ŠibenikDespite being surrounded by the riches of the Adriatic Sea, Šibenik has developed an urban cooking culture strong on stews, schnitzels and other filing lunches. Partly this is due to the city's historical status as a regional centre in both Venetian and Austrian Empires, both of which brought culinary habits in their wake. Particularly well-developed in Šibenik is the culture of the marenda, the warm meal traditionally eaten in the middle of the working day, somewhere between breakfast and lunch. The homely restaurants which specialize in marende are still a major feature of the city. They usually chalk up their menus on a board from day to day, although certain dishes are almost certain to be on the list - sarma (cabbage leaves stuffed with rich tasty mincemeat), tripice (tripe stew), punjene paprike (stuffed peppers), and pasta fažol (bean stew with pasta) are just some of the things that Šibenik folk eat on a daily basis...You also get old-style dishes which rarely feature in the more tourist-oriented restaurants, like yummy tripe stew and finger-licking lamb's liver. Other Šibenik specialities that might be more appealing include luganiga, a herb-flavoured pork sausage of Italian origin, and, when in season, the delectable dish that is artichoke with green beans.
The islandsThe waters around the islands of the Šibenik region are among the clearest in the Adriatic, and it's hardly surprising to discover that it yields a cornucopia of culinary riches. The sea around the Kornati archipelago is a particularly good hunting ground for white fish, lobster, prawns and everything else that swims and wriggles its way through the great Adriatic blue. Traditionally local cooks stick to simplicity - olive oil and a shake of salt is very often all that these noble sea creatures need before being tossed on the grill. There's an increasing number of high-quality seafood restaurants on the Kornati catering for yachting folk, most of which rely on the fresh catch rather than what they got in the cash-and-carry.
Fishing culture - and the need to make the best of your catch whatever you come back into port with - means that mixed-seafood brodet or stew is another staple. Every household has their own recipe - indeed the island of Zlarin has an annual competition to see who cooks up the best. Squid as always features strongly in the local diet: one speciality you won't see so often elsewhere is black polenta, made with the squid and its ink.
The InteriorNorth and east of Šibenik maritime culture merges with inland pursuits such as animal-rearing, wine-making and crop-growing. Straddling both cultures is Skradin, a town that has developed a distinct culinary profile of its own. Well served with fish, shellfish, frogs and eels (the latter feature in an eel brodet that is often eaten cold), Skradin cooks also have access to the ćokalica, a tasty small fish that lives on the boundaries of the fresh-water and salt-water zones. Another thing unique to Skradin is skradinski rižot, a slow-cooked beef-based risotto flavoured with aromatic spices (and which, according to tradition, takes 8-9 hours to cook and can only be made by men).

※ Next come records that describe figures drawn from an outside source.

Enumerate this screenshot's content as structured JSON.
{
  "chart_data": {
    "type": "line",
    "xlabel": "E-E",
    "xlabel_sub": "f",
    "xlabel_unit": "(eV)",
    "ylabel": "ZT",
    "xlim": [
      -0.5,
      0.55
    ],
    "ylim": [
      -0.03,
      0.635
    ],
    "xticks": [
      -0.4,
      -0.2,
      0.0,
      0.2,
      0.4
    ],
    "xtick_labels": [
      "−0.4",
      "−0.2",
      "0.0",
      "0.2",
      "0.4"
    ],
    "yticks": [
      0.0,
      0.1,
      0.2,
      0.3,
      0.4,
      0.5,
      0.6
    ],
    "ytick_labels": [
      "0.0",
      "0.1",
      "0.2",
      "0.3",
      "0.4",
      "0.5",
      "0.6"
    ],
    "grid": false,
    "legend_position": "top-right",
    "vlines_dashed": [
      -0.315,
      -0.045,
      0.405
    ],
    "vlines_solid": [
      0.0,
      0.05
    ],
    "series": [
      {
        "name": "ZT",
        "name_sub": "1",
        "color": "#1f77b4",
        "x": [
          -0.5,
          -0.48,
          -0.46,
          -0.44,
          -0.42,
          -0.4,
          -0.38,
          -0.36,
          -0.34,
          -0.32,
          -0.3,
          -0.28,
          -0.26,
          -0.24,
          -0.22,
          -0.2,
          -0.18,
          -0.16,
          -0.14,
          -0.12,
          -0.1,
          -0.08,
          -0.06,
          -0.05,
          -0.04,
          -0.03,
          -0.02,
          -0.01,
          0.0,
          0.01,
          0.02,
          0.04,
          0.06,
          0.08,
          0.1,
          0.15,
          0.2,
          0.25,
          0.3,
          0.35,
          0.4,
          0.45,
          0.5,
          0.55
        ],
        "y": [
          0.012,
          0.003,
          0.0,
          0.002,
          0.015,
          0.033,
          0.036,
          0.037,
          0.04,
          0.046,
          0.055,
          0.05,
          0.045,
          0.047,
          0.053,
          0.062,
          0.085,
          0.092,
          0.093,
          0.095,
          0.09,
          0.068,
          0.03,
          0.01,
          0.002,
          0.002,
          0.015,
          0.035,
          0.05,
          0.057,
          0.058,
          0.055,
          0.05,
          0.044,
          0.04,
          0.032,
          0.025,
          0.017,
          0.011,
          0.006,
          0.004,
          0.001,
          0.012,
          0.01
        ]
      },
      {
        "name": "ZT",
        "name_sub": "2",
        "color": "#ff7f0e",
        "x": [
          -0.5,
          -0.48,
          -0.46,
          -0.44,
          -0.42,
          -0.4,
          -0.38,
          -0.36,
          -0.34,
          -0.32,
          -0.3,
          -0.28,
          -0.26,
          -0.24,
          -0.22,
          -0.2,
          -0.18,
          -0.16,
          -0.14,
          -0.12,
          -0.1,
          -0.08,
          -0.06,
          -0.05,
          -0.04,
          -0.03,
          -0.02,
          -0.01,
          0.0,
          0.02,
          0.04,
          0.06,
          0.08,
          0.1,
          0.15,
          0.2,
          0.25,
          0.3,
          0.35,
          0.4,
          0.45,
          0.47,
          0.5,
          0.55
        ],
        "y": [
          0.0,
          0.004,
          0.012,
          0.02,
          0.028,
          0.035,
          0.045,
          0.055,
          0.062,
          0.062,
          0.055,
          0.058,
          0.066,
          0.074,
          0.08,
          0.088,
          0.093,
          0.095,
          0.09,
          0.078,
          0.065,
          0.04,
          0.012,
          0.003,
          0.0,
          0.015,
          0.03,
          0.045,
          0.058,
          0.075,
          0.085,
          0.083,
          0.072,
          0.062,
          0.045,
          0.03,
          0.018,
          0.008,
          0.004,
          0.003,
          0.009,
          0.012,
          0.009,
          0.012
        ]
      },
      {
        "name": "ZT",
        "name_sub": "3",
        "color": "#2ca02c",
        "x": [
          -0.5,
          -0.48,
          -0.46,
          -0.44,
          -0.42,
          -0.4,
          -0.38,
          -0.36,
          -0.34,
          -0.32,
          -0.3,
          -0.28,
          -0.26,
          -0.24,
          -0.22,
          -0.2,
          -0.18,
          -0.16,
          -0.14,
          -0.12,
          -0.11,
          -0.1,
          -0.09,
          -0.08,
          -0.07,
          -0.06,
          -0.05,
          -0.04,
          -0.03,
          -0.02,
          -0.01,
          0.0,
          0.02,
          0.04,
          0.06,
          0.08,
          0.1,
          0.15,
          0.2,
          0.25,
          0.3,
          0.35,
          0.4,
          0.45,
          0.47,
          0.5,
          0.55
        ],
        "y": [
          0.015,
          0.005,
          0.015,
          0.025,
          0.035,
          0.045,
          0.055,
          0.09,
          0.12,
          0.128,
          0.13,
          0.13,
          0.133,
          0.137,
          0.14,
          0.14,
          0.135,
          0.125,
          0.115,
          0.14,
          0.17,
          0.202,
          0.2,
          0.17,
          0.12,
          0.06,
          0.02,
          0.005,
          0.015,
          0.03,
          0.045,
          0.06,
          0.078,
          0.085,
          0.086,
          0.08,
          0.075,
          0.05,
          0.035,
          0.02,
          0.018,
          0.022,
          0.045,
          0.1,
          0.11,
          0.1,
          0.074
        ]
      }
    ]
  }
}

Elsewhere inland, it's the meat that dominates the menu, with pork, veal and occasionally rooster slow-baked under a metal lid known as a peka - which is regularly sprinkled with hot ashes from a roaring hearth. Local market in centre of Drniš is known all over Croatia for its pršut, which is reckoned to be the best in Dalmatia. The town's other claim to fame is sir iz mišine, a distinctively tart sheep's cheese matured in sheepskin bags - it is best consumed with a glass of good red wine. The other local dairy product is škripavac ("the squeaky one"), a mild cow's cheese with a pleasantly rubbery texture.
Along the coastCoastal settlements running up the coast from Šibenik have a long tradition of sea-fishing, but also grow vegetables and pulses in their gardens. Seafood staples like squid are often paired with lentils, chickpeas or green beans. Succulent prawns and protein-rich sardines and anchovies make up the bulk of the local catch, and it's the salted and marinated 'blue' fish from these coastal villages that make up one of the true joys of the region's cuisine.
One of the foodstuffs most specific to the region is the mussel, grown in the Krka estuary near Šibenik and also in the Murter Channel, between Pirovac and the island of Murter. Always present in the wild, mussels have been farmed as a food product since the 1980s, turning the Šibenik region into one of the prime sources of mussels in Croatia - wherever you are along this stretch of shore, mussels will be one of the treats you simply musty try.
Tribunj, Murter and Prvić Luka are still working fishing communities, with anchovies and sardines making up the biggest share of the catch. Salted and marinated fish are true joys, Adria stall on Tribunj market is one of the best places to pick them up. Use of chickpeas and green beans, in combination with anchovies or squid.